Sementara itu, tak jauh dari tempat Kuro berada, seorang wanita paruh baya mengenakan gaun jingga oriental sedang berjalan menuju ke arahnya, wajah wanita itu tampak ragu dan masih memperlihatkan kekhawatiran terhadap perampok perampok tersebut dan bertanya. "Apa mereka sudah tidak apa apa?".
Kuro berpaling, menoleh ke arah datangnya wanita paruh baya dengan gaun jingga oriental yang sedang melangkah menuju ke arahnya. "Tidak apa apa, Nyi, jangan khawatir!" Ucapnya meyakinkan.
Setelah berada di dekat Kuro, wanita paruh baya itu lantas menyampaikan kepada Kuro pesan dari sang junjungan. "Apa sudah selesai den? Jika sudah, Gusti ayu Sima ingin bertemu dengan Aden".
"Aden?!". Mendengar ucapan wanita itu, mendadak mata Kuro sedikit melebar, bingung, ia merasa sangat asing dan baru kali ini mendengar kata itu di telinganya, ia juga sama sekali tak mengerti apa maksudnya, serta kenapa wanita itu memanggilnya demikian. Seingatnya, selama ia tinggal di telaga sore bersama sang Kakek, kakeknya hanya memanggilnya dengan sebutan Kuro yang juga ia kenali sebagai namanya, ia tidak pernah tahu, jika Aden adalah panggilan hormat kepada orang yang lebih muda, lantas celingak celinguk melihat ke belakang, siapa tau wanita itu berbicara dengan orang lain. Setelah melihat tidak ada orang lain lagi di sekitar mereka, KURO kembali menatap wanita itu ragu sambil menunjuk sendiri hidungnya, dengan memasang ekspresi wajah konyol dan bertanya tanya.
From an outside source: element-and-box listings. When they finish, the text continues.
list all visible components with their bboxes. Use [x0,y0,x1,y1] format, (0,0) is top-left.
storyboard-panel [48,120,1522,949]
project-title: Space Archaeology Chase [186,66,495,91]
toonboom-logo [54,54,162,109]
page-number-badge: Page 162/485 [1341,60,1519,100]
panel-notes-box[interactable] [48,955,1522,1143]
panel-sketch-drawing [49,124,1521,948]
Melihat yang diajak bicara malah terlihat kebingungan, wanita itu pun menjadi heran. "Apa dia tidak mengerti yang kubicarakan?! Bukankah itu sudah umum diucapkan, Bagaimana dia bisa tidak tahu?!" Pikirnya heran. Berbagai pikiran buruk yang merendahkan tiba tiba memenuhi pikirannya, namun, semua pikiran pikiran itu segera dibuangnya jauh jauh, mengingat anak yang tengah berdiri dengan wajah konyol di hadapannya adalah penyelamat mereka. Lantas ia tersenyum dan mengulang kembali perkataannya dengan memberi sedikit perubahan. "Jika sudah selesai, Gusti ayu Sima ingin bertemu denganmu". Kemudian berbalik arah dan berjalan kembali menuju ke tempat sang junjungan yang belum lama tiba kembali di tempat itu, meninggalkan Kuro yang masih berdiri kebingungan.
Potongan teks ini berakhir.